LII To PD Or Not PD, That Is The Question

By: Publius

The plural of anecdote is not evidence. This sage observation was made by an honorable, veteran Sacramento workers’ comp lobbyist many years ago, and yet the truth of that simple statement rings louder today. Later this month, we will be subjected once again to the moral outrage and cause of concern echoed by injured workers and their advocates, and cautious employers and theirs.

The cause of this latest farce is hearings by the Division of Workers’ Compensation (DWC) on its recent return-to-work data, and an open invitation to engage all stakeholders in a dialogue about how to proceed on the thorny issue of permanent disability benefit adequacy.

Sort of like playing Russian roulette with a semi-automatic, isn’t it?

Applicant attorneys and labor want more, and will point to the anecdotes of injured workers (who will be paraded in for dramatic effect), who have suffered terribly with not enough to show for it in permanent disability benefits.

Business leaders, with insurers cowering in the shadows, and their lobbyists stealthily working the halls, will argue that the return-to-work data show a positive trend toward re-employment and that it is premature to adjust PD until we know just how successful SB 899 reforms have been. In other words, why worry about the amount of PD if more workers are returning to employment?

Anecdotes from both sides provide no basis for moving the debate forward. Injured-worker advocates want complete, lifetime wage replacement, and if a worker does re-enter the workforce, a large PD award is a small price to pay for the momentary loss in income and a lifetime of diminished skills.

Employer advocates argue that disability is insignificant if you get a job at the end of the process. Small employers with fewer than 100 employees obviously have a hard time embracing that concept because they are ill-equipped to keep a job open long enough for the complex workers’ compensation system to reach a conclusion. But if the past four years have proved anything, it is that the system is increasingly engineered with the large self-insured employer in mind.

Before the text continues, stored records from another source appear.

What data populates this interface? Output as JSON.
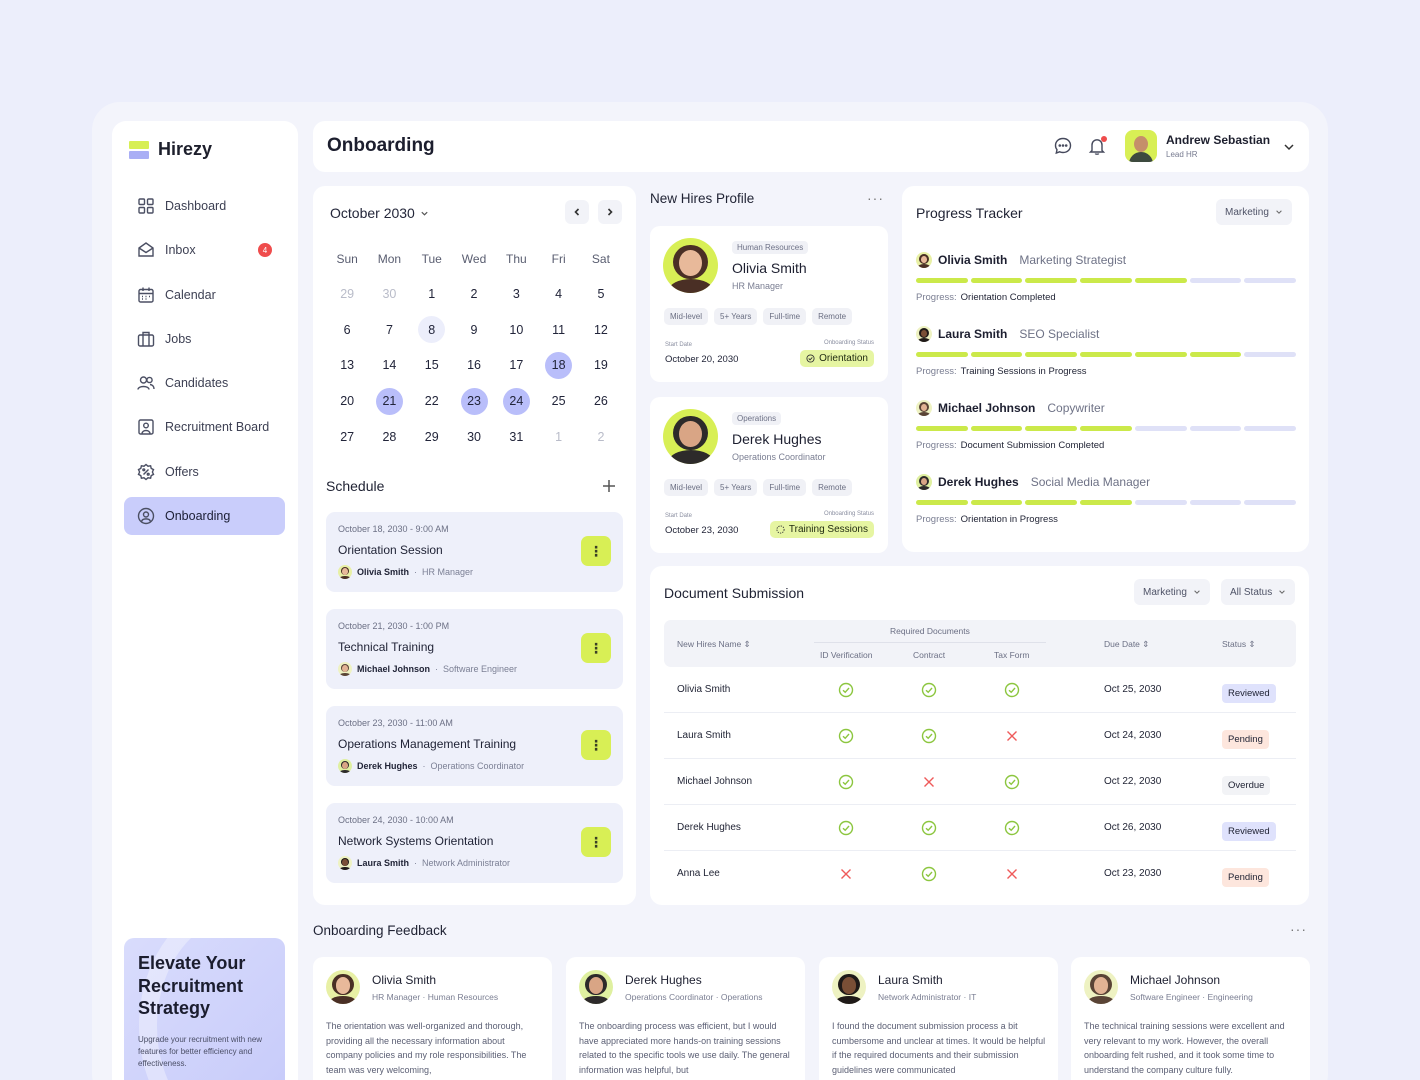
{
  "app": {
    "name": "Hirezy"
  },
  "sidebar": {
    "items": [
      {
        "label": "Dashboard",
        "icon": "grid-icon"
      },
      {
        "label": "Inbox",
        "icon": "mail-icon",
        "badge": "4"
      },
      {
        "label": "Calendar",
        "icon": "calendar-icon"
      },
      {
        "label": "Jobs",
        "icon": "briefcase-icon"
      },
      {
        "label": "Candidates",
        "icon": "users-icon"
      },
      {
        "label": "Recruitment Board",
        "icon": "board-icon"
      },
      {
        "label": "Offers",
        "icon": "offer-icon"
      },
      {
        "label": "Onboarding",
        "icon": "onboarding-icon",
        "active": true
      }
    ],
    "promo": {
      "title": "Elevate Your Recruitment Strategy",
      "subtitle": "Upgrade your recruitment with new features for better efficiency and effectiveness."
    }
  },
  "header": {
    "title": "Onboarding",
    "user": {
      "name": "Andrew Sebastian",
      "role": "Lead HR"
    }
  },
  "calendar": {
    "month": "October 2030",
    "weekdays": [
      "Sun",
      "Mon",
      "Tue",
      "Wed",
      "Thu",
      "Fri",
      "Sat"
    ],
    "days": [
      [
        "29",
        "30",
        "1",
        "2",
        "3",
        "4",
        "5"
      ],
      [
        "6",
        "7",
        "8",
        "9",
        "10",
        "11",
        "12"
      ],
      [
        "13",
        "14",
        "15",
        "16",
        "17",
        "18",
        "19"
      ],
      [
        "20",
        "21",
        "22",
        "23",
        "24",
        "25",
        "26"
      ],
      [
        "27",
        "28",
        "29",
        "30",
        "31",
        "1",
        "2"
      ]
    ]
  },
  "schedule": {
    "title": "Schedule",
    "items": [
      {
        "date": "October 18, 2030 - 9:00 AM",
        "name": "Orientation Session",
        "person": "Olivia Smith",
        "role": "HR Manager"
      },
      {
        "date": "October 21, 2030 - 1:00 PM",
        "name": "Technical Training",
        "person": "Michael Johnson",
        "role": "Software Engineer"
      },
      {
        "date": "October 23, 2030 - 11:00 AM",
        "name": "Operations Management Training",
        "person": "Derek Hughes",
        "role": "Operations Coordinator"
      },
      {
        "date": "October 24, 2030 - 10:00 AM",
        "name": "Network Systems Orientation",
        "person": "Laura Smith",
        "role": "Network Administrator"
      }
    ]
  },
  "new_hires": {
    "title": "New Hires Profile",
    "cards": [
      {
        "dept": "Human Resources",
        "name": "Olivia Smith",
        "role": "HR Manager",
        "tags": [
          "Mid-level",
          "5+ Years",
          "Full-time",
          "Remote"
        ],
        "start_label": "Start Date",
        "start": "October 20, 2030",
        "status_label": "Onboarding Status",
        "status": "Orientation"
      },
      {
        "dept": "Operations",
        "name": "Derek Hughes",
        "role": "Operations Coordinator",
        "tags": [
          "Mid-level",
          "5+ Years",
          "Full-time",
          "Remote"
        ],
        "start_label": "Start Date",
        "start": "October 23, 2030",
        "status_label": "Onboarding Status",
        "status": "Training Sessions"
      }
    ]
  },
  "progress": {
    "title": "Progress Tracker",
    "filter": "Marketing",
    "progress_label": "Progress:",
    "rows": [
      {
        "name": "Olivia Smith",
        "role": "Marketing Strategist",
        "status": "Orientation Completed",
        "filled": 5,
        "total": 7
      },
      {
        "name": "Laura Smith",
        "role": "SEO Specialist",
        "status": "Training Sessions in Progress",
        "filled": 6,
        "total": 7
      },
      {
        "name": "Michael Johnson",
        "role": "Copywriter",
        "status": "Document Submission Completed",
        "filled": 4,
        "total": 7
      },
      {
        "name": "Derek Hughes",
        "role": "Social Media Manager",
        "status": "Orientation in Progress",
        "filled": 4,
        "total": 7
      }
    ]
  },
  "documents": {
    "title": "Document Submission",
    "filter_dept": "Marketing",
    "filter_status": "All Status",
    "headers": {
      "name": "New Hires Name",
      "group": "Required Documents",
      "id": "ID Verification",
      "contract": "Contract",
      "tax": "Tax Form",
      "due": "Due Date",
      "status": "Status"
    },
    "rows": [
      {
        "name": "Olivia Smith",
        "id": true,
        "contract": true,
        "tax": true,
        "due": "Oct 25, 2030",
        "status": "Reviewed"
      },
      {
        "name": "Laura Smith",
        "id": true,
        "contract": true,
        "tax": false,
        "due": "Oct 24, 2030",
        "status": "Pending"
      },
      {
        "name": "Michael Johnson",
        "id": true,
        "contract": false,
        "tax": true,
        "due": "Oct 22, 2030",
        "status": "Overdue"
      },
      {
        "name": "Derek Hughes",
        "id": true,
        "contract": true,
        "tax": true,
        "due": "Oct 26, 2030",
        "status": "Reviewed"
      },
      {
        "name": "Anna Lee",
        "id": false,
        "contract": true,
        "tax": false,
        "due": "Oct 23, 2030",
        "status": "Pending"
      }
    ],
    "status_colors": {
      "Reviewed": "#dfe2fc",
      "Pending": "#fde6dd",
      "Overdue": "#f2f3f6"
    }
  },
  "feedback": {
    "title": "Onboarding Feedback",
    "cards": [
      {
        "name": "Olivia Smith",
        "role": "HR Manager",
        "dept": "Human Resources",
        "text": "The orientation was well-organized and thorough, providing all the necessary information about company policies and my role responsibilities. The team was very welcoming,"
      },
      {
        "name": "Derek Hughes",
        "role": "Operations Coordinator",
        "dept": "Operations",
        "text": "The onboarding process was efficient, but I would have appreciated more hands-on training sessions related to the specific tools we use daily. The general information was helpful, but"
      },
      {
        "name": "Laura Smith",
        "role": "Network Administrator",
        "dept": "IT",
        "text": "I found the document submission process a bit cumbersome and unclear at times. It would be helpful if the required documents and their submission guidelines were communicated"
      },
      {
        "name": "Michael Johnson",
        "role": "Software Engineer",
        "dept": "Engineering",
        "text": "The technical training sessions were excellent and very relevant to my work. However, the overall onboarding felt rushed, and it took some time to understand the company culture fully."
      }
    ]
  },
  "colors": {
    "accent_lime": "#d8ef55",
    "accent_lavender": "#b9befa",
    "check": "#8cc63f",
    "cross": "#ef5a5a"
  }
}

It will be difficult for the hearing process envisioned by DWC to produce anything of value. That said, Acting Administrative Director Carrie Nevans deserves praise she is likely never to receive for the courage to put so fundamental a question to a public debate by the community.

No one is likely to move past the talking points enough to legitimize the debate – two years of vitriolic presentations before the legislature, DWC, and the Commission on Health and Safety and Workers’ Compensation have proved that.

Solutions are out there, but to find them requires renewed commitment to the basic goals of the workers’ compensation system, not simply continuing a debate over how much money goes into which special interest’s pockets.

Perhaps the new committee chairs will work toward real solutions by bringing together the parties and not the preconceived notions of their respective bodies’ leadership.

PUBLISHERS' NOTE: Publius is written by a consortium of writers, sometimes internal, most frequently external. Workers' Comp Executive believes that it has the responsibility to air most viewpoints and welcomes the comments of its community on any subject. Publius does not necessarily represent the views of this publication.